И ведь никуда не удерешь от непогоды: синоптики по радио и телевидению каждый день сообщали, что ливни и холод проходят по всей стране, разве что в Средней Азии и солнечной Молдавии тепло. В программе «Время» показывали улицы городов, залитые водой, оползни, разрушившие поселения, автострады с торчащими из-под грязной воды крышами автомобилей. Какой-то всемирный потоп!

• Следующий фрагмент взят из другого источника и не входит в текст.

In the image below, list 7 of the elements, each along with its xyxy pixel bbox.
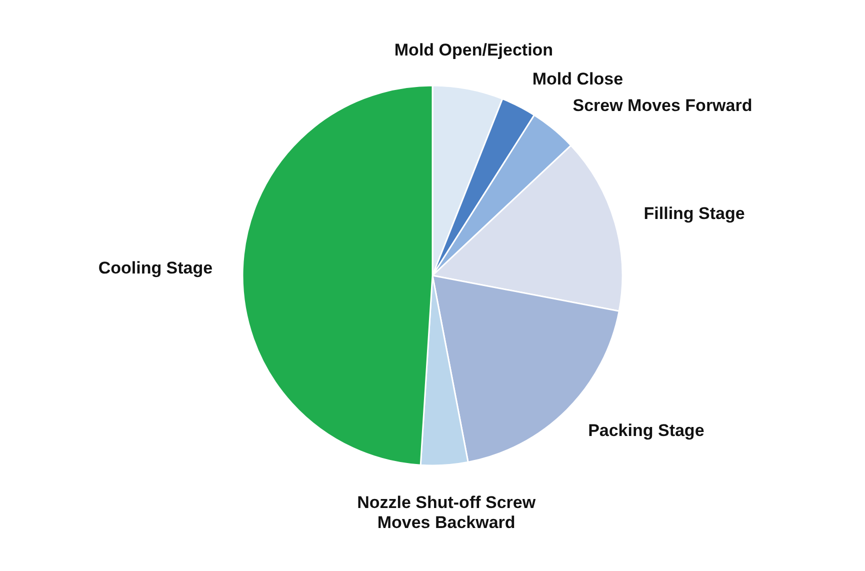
slice-label: Packing Stage — [588, 421, 704, 440]
slice-label: Mold Close — [532, 69, 624, 88]
slice-label: Mold Open/Ejection — [394, 40, 554, 60]
slice-label: Screw Moves Forward — [572, 96, 752, 115]
slice-label: Filling Stage — [644, 204, 745, 224]
slice-label: Nozzle Shut-off Screw Moves Backward — [357, 493, 536, 532]
slice-label: Cooling Stage — [98, 258, 213, 278]
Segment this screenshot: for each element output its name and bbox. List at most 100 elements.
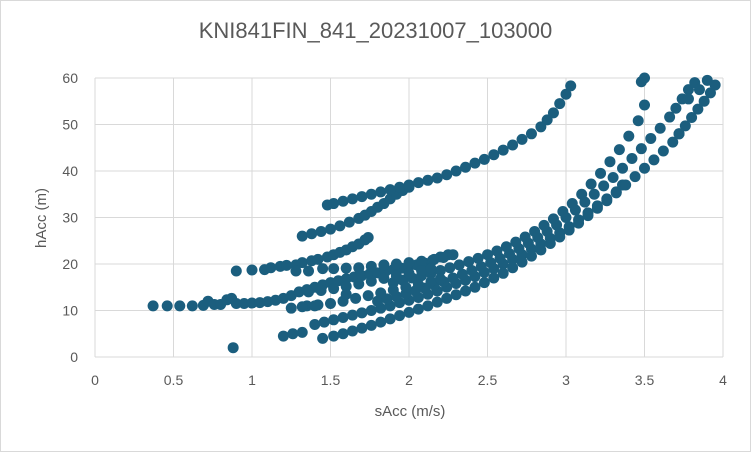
data-point [516,256,528,268]
data-point [281,259,293,271]
data-point [519,231,531,243]
data-point [346,309,358,321]
data-point [265,262,277,274]
data-point [353,262,365,274]
data-point [607,172,619,184]
data-point [639,72,650,84]
data-point [425,263,437,275]
data-point [701,74,713,86]
data-point [488,272,500,284]
data-point [554,98,566,110]
data-point [174,300,186,312]
data-point [403,179,415,191]
data-point [422,300,434,312]
data-point [478,277,490,289]
data-point [309,300,321,312]
y-tick-label: 0 [70,349,78,365]
data-point [343,216,355,228]
data-point [375,316,387,328]
data-point [488,149,500,161]
data-point [337,311,349,323]
data-point [673,128,685,140]
x-tick-label: 3 [562,372,570,388]
data-point [598,180,610,192]
data-point [403,267,415,279]
data-point [365,319,377,331]
data-point [692,103,704,115]
data-point [346,325,358,337]
data-point [317,263,329,275]
data-point [601,195,613,207]
data-point [472,252,484,264]
data-point [613,144,625,156]
data-point [657,145,669,157]
data-point [328,198,340,210]
data-point [654,122,666,134]
data-point [682,84,694,96]
data-point [500,241,512,253]
data-point [704,87,716,99]
data-point [238,298,250,310]
data-point [315,225,327,237]
data-point [460,285,472,297]
data-point [516,133,528,145]
data-point [378,272,390,284]
data-point [340,288,352,300]
data-point [438,251,450,263]
data-point [565,80,577,92]
data-point [478,153,490,165]
data-point [535,121,547,133]
data-point [686,112,698,124]
data-point [337,195,349,207]
data-point [447,249,459,261]
data-point [431,172,443,184]
data-point [285,302,297,314]
data-point [667,136,679,148]
data-point [365,305,377,316]
data-point [306,228,318,240]
data-point [441,169,453,181]
data-point [629,171,641,183]
data-point [525,128,537,140]
data-point [317,332,329,344]
data-point [698,95,710,107]
data-point [434,265,446,277]
data-point [623,130,635,142]
data-point [664,111,676,123]
data-point [576,188,588,200]
x-tick-label: 4 [719,372,727,388]
data-point [497,267,509,279]
data-point [632,115,644,127]
data-point [444,262,456,274]
data-point [466,265,478,277]
data-point [296,301,308,313]
data-point [416,255,428,267]
data-point [296,230,308,242]
data-point [529,225,541,237]
data-point [384,313,396,325]
data-point [693,84,705,96]
data-point [450,165,462,177]
data-point [365,275,377,287]
data-point [525,250,537,262]
data-point [595,167,607,179]
data-point [463,256,475,268]
data-point [538,219,550,231]
data-point [670,102,682,114]
data-point [428,253,440,265]
data-point [290,265,302,277]
data-point [362,231,374,243]
data-point [541,114,553,126]
data-point [394,181,406,193]
data-point [535,244,547,256]
data-point [186,300,198,312]
data-point [547,213,559,225]
data-point [497,144,509,156]
y-tick-label: 20 [62,256,78,272]
data-point [422,174,434,186]
data-point [227,342,239,354]
data-point [390,270,402,282]
data-point [447,272,459,284]
data-point [309,318,321,330]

Ночью я проснулся от ужасного шума, треска. Раз или два ярко полыхнуло, и донесся грохот далекого грома. Удивил меня какой-то незнакомый воющий шум. Ритмично звякали стекла в рамах, натужно шумели яблони под окном, привычно барабанил дождь в шиферную крышу. Несколько раз я просыпался от нарастающего свиста и шума и снова засыпал, а утром увидел, что мой молодой клен у забора расщеплен пополам, несколько яблонь сломаны, у бани валяются принесенные ветром из бора ветви елей и сосен. В нескольких местах забор опрокинулся. Сосед мне сообщил, что ночью пронесся «страшенный» ураган и повалил в лесу тысячи деревьев. Электричества не было, позже я узнал, что вышли из строя электростанции в Великих Луках и Невеле. Пострадали леса и поселки на Псковщине. Трое суток сидели мы без света. Ночью детишек в пионерлагерях переводили в безопасные помещения, потому что огромные деревья рушились на дощатые домики, обрывали электрические провода, проламывали крыши.